QUESTION:
$$f(x,y)=\begin{cases}x \sin \frac{1}{y} + y \sin \frac{1}{x} &
\text{if } xy \not = 0 \\ 0 & \text{if } xy = 0\end{cases}$$Show that $f(x,y)$ is continuous at $(0,0)$.
MY ATTEMPT:
What I have to do is:
- Show that $f_x$ and $f_y$ both exist at $(0,0)$ and
- Show that either of $f_x$ or $f_y$ is bounded .
Now, first of all, we have that
$$f_x(0,0)=\lim_{h\to0} \frac{f(h,0)-f(0,0)}{h}=0$$ and
$$f_y(0,0)=\lim_{k\to0} \frac{f(0,k)-f(0,0)}{k}=0$$
So the condition$(1)$ is satisfied.
For $(2)$, we have that
$$f_x=\sin \frac{1}{y} – \frac{y}{x^2} \cos \frac{1}{x}$$ and
$$f_y=\sin \frac{1}{x} – \frac{x}{y^2} \cos \frac{1}{y}$$
But then how do I show that $f_x$ or $f_y$ is bounded?

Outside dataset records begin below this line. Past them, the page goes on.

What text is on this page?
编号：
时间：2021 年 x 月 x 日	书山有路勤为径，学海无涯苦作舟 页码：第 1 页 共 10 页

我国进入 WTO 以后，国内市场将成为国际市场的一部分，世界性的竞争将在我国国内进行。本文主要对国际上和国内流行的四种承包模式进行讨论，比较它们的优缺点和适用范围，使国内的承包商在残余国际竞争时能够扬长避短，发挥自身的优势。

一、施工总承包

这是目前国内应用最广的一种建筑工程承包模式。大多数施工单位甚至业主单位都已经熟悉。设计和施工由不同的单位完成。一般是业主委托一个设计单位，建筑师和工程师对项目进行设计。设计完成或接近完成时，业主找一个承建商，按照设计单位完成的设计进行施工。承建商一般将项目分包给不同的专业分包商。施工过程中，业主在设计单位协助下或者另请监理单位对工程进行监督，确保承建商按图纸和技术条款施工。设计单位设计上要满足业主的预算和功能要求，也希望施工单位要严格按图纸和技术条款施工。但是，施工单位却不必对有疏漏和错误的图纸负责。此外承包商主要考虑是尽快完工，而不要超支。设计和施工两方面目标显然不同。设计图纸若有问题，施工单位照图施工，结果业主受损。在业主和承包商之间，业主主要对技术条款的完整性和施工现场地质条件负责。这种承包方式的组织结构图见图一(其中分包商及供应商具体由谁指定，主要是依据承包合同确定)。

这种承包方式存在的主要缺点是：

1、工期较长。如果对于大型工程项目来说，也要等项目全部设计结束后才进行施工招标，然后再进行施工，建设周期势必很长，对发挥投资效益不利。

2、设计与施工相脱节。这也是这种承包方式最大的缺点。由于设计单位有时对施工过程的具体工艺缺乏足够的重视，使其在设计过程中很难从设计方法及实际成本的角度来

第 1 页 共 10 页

If possible, can you suggest some other method of proof by $\epsilon-\delta$ definition of continuity?
Please help.
Best Answer
Why not directly show the limit is zero?
$$\left|x\sin\frac1y+y\sin\frac1x\right|\le |x|+|y|\xrightarrow[(x,y)\to(0,0)]{}0$$
and we've finished since $\;f(0,0)=0\;$ .